Triumph Tiger 1200 Rally Pro Offroad-Test auf der Bosnia Rally

Großkatze auf Beutejagd

Diese Triumph Tiger 1200 trägt die verheißungsvolle Zusatzbezeichnung "Rally Pro". Aber bedeutet das wirklich, dass sie einer Rally gewachsen ist? Eine Frage, der wir natürlich nachgehen müssen – und melden die Tiger kurzerhand für die Bosnia Rally 2023 an.

Als wir diesen Berg von einem Motorrad im Basislager der Rally ausladen, sind die Blicke der umstehenden Teilnehmer ungläubig. Hier, wo etwa eine Yamaha Ténéré 700 zu den schwereren Bikes gehört, wirkt die laut Werksangabe 249 Kilogramm schwere Katze irgendwie deplatziert. Dieser Eindruck festigt sich beim Aufsitzen, denn vor dem Fahrer breitet die Triumph einen riesigen Tank aus, mit hoher Scheibe darüber. Ein echter "Brummer", so der erste Eindruck aller Testfahrer.

Technische Daten der Triumph Tiger 1200 Rally PRO

Die Triumph Tiger 1200 Rally PRO beeindruckt durch ihre umfangreiche Ausstattung. Angetrieben von einem 3-Zylinder-Motor mit 150 PS Leistung bei 9000 U/min und einem Drehmoment von 130 Nm bei 7000 U/min, bietet sie einen kraftvollen Antritt. Mit einem stabilen Stahlrahmen, einer Gitterrohrbauart, einem Lenkkopfwinkel von 66,3 Grad und einer 220 mm Telegabel Upside-Down von Showa vorne sowie einer Aluminium-Zweiarmschwinge mit Monofederbein hinten, erzielt die Rally PRO präzises Handling und Komfort. Die Bremsen, bestehend aus 320 mm Doppelscheiben vorne und 282 mm Scheibe hinten, ermöglichen verlässliche Verzögerung. Modernste Assistenzsysteme wie Berganfahrhilfe, ein elektronisch einstellbares Fahrwerk, Fahrmodi, Kurven-ABS, Ride by Wire, Schaltassistent mit Blipper, Tempomat und Traktionskontrolle komplettieren das Paket

Überraschung auf den ersten Metern

Doch schon kurz nach dem Start zeichnet sich ein anderes Bild der Tiger 1200 Rally Pro. Als man erstmals den Asphalt verlässt und aufsteht, findet man sich in einer angenehmen Position wieder. Den breiten Lenker vor der Brust und mit gutem Halt am Tank lässt sich die Tiger locker dirigieren und schwingt geschmeidig über Feldwege und auch steinige Passagen. Die Raddimensionen (21 Zoll vorne, 18 Zoll hinten) tragen hier zu sehr viel Stabilität bei und lassen das schwere Bike sicher bei niedrigem Tempo über größere Brocken schweben. Mit etwas Körpereinsatz hält man die Balance erstaunlich spielerisch und die Tiger fühlt sich deutlich leichter an als ihr Datenblatt es anzeigt.

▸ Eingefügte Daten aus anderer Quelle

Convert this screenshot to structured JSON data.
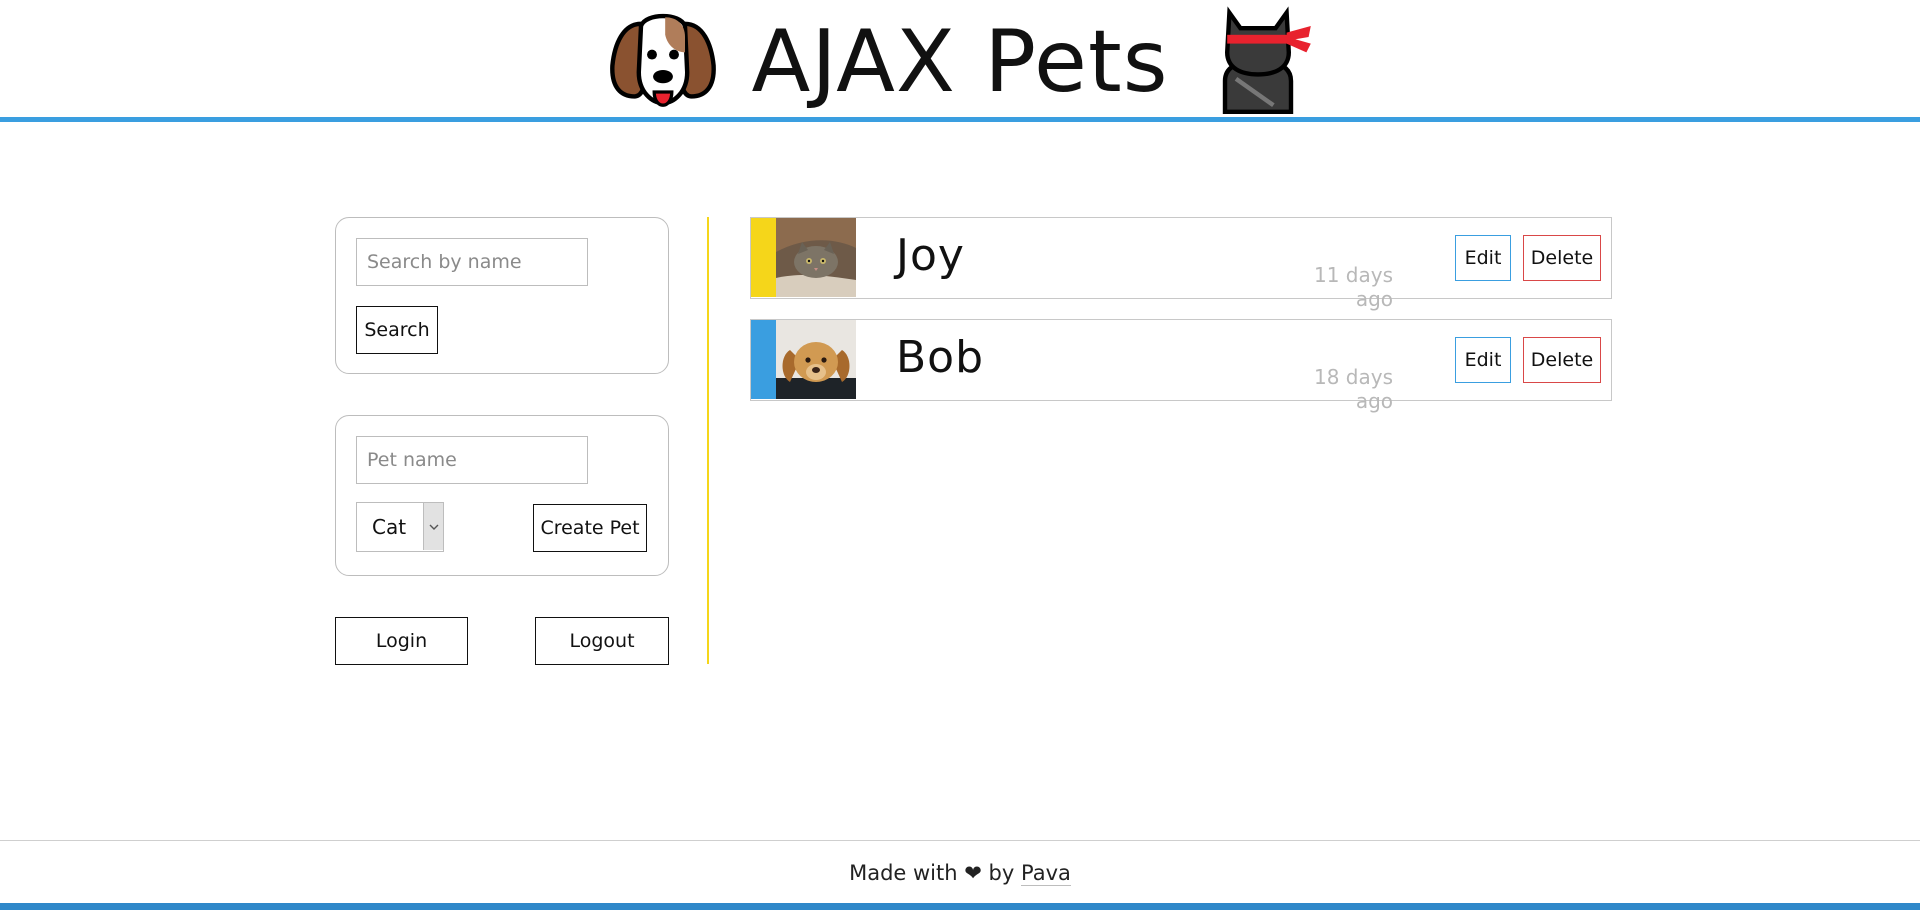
{
  "header": {
    "title": "AJAX Pets",
    "left_icon": "dog-face-icon",
    "right_icon": "ninja-cat-icon",
    "accent_color": "#3a9ee0"
  },
  "search": {
    "placeholder": "Search by name",
    "button_label": "Search"
  },
  "create": {
    "placeholder": "Pet name",
    "type_selected": "Cat",
    "button_label": "Create Pet"
  },
  "auth": {
    "login_label": "Login",
    "logout_label": "Logout"
  },
  "pets": [
    {
      "name": "Joy",
      "time": "11 days ago",
      "stripe_color": "#f5d61a",
      "photo": "cat-photo"
    },
    {
      "name": "Bob",
      "time": "18 days ago",
      "stripe_color": "#3a9ee0",
      "photo": "dog-photo"
    }
  ],
  "pet_actions": {
    "edit_label": "Edit",
    "delete_label": "Delete"
  },
  "footer": {
    "made_with": "Made with",
    "heart_icon": "heart-icon",
    "by": "by",
    "author": "Pava"
  },
  "divider_color": "#f5d61a"
}
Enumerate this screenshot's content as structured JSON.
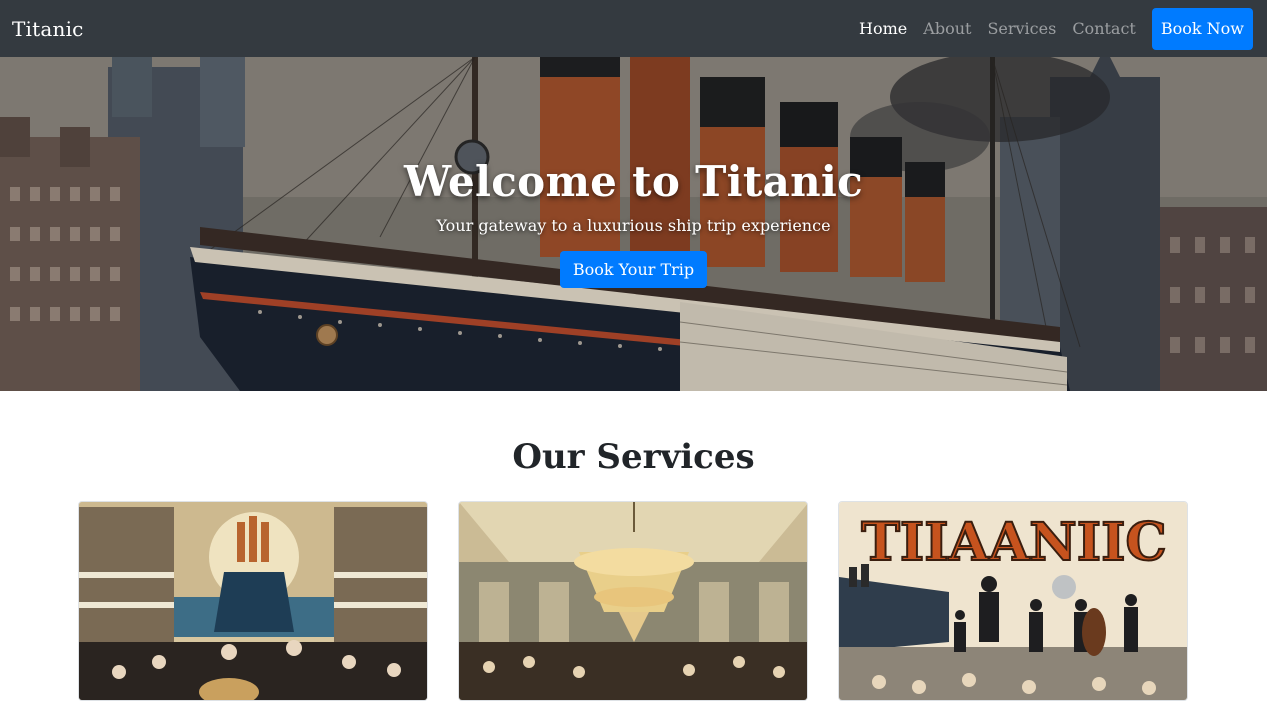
{
  "navbar": {
    "brand": "Titanic",
    "links": [
      {
        "label": "Home",
        "active": true
      },
      {
        "label": "About",
        "active": false
      },
      {
        "label": "Services",
        "active": false
      },
      {
        "label": "Contact",
        "active": false
      }
    ],
    "cta_label": "Book Now"
  },
  "hero": {
    "title": "Welcome to Titanic",
    "subtitle": "Your gateway to a luxurious ship trip experience",
    "button_label": "Book Your Trip"
  },
  "services": {
    "heading": "Our Services",
    "cards": [
      {
        "image_alt_semantic": "deck-dining-image",
        "poster_text": ""
      },
      {
        "image_alt_semantic": "grand-ballroom-image",
        "poster_text": ""
      },
      {
        "image_alt_semantic": "entertainment-poster-image",
        "poster_text": "TIIAANIIC"
      }
    ]
  },
  "colors": {
    "navbar_bg": "#343a40",
    "primary": "#007bff",
    "text_dark": "#212529"
  }
}
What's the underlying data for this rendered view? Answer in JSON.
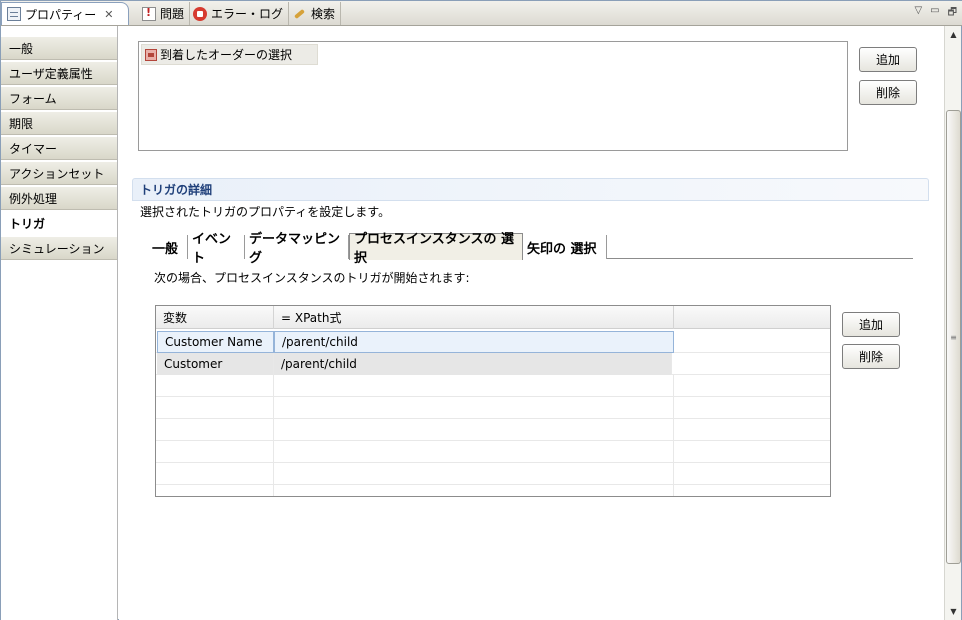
{
  "view_tabs": {
    "active": {
      "label": "プロパティー",
      "icon": "properties-icon"
    },
    "others": [
      {
        "label": "問題",
        "icon": "problems-icon"
      },
      {
        "label": "エラー・ログ",
        "icon": "error-log-icon"
      },
      {
        "label": "検索",
        "icon": "search-icon"
      }
    ]
  },
  "view_controls": {
    "menu": "▽",
    "minimize": "▭",
    "maximize": "🗗"
  },
  "sidebar": {
    "items": [
      {
        "label": "一般"
      },
      {
        "label": "ユーザ定義属性"
      },
      {
        "label": "フォーム"
      },
      {
        "label": "期限"
      },
      {
        "label": "タイマー"
      },
      {
        "label": "アクションセット"
      },
      {
        "label": "例外処理"
      },
      {
        "label": "トリガ",
        "active": true
      },
      {
        "label": "シミュレーション"
      }
    ]
  },
  "triggers": {
    "items": [
      {
        "label": "到着したオーダーの選択"
      }
    ],
    "add_label": "追加",
    "delete_label": "削除"
  },
  "details": {
    "title": "トリガの詳細",
    "description": "選択されたトリガのプロパティを設定します。",
    "tabs": [
      {
        "label": "一般"
      },
      {
        "label": "イベント"
      },
      {
        "label": "データマッピング"
      },
      {
        "label": "プロセスインスタンスの 選択",
        "active": true
      },
      {
        "label": "矢印の 選択"
      }
    ],
    "condition_label": "次の場合、プロセスインスタンスのトリガが開始されます:",
    "table": {
      "headers": [
        "変数",
        "= XPath式",
        ""
      ],
      "rows": [
        {
          "variable": "Customer Name",
          "xpath": "/parent/child",
          "selected": true
        },
        {
          "variable": "Customer",
          "xpath": "/parent/child"
        }
      ]
    },
    "add_label": "追加",
    "delete_label": "削除"
  },
  "scrollbar": {
    "up": "▲",
    "down": "▼",
    "grip": "≡"
  }
}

Hat die Tiger 1200 Rally PRO zu viel Leistung für den Offroad-Einsatz?

Der Motor macht ebenfalls sofort einen guten, weil zugänglichen Eindruck. 150 PS Spitzenleistung und 130 Newtonmeter Drehmoment sind zwar selbst auf den weiten Hochebenen Bosniens zu viel des Guten. Das im Offroad-Fahrmodus sanfte Ansprechverhalten bei niedrigen Drehzahlen in Verbindung mit nicht zu aggressiver Leistungsentfaltung machen einem das Leben aber hier wie auch in langsamen Trial-Passagen leicht. Der 1160-Kubik-Dreizylinder mit unregelmäßigem Hubzapfenversatz (90/180/90) stampft untenrum mehr wie ein Twin und verfügt obenraus trotzdem über reichlich Drehfreude - die er nur auf den Asphalt-Verbindungsetappen zwischendurch mal ausleben darf.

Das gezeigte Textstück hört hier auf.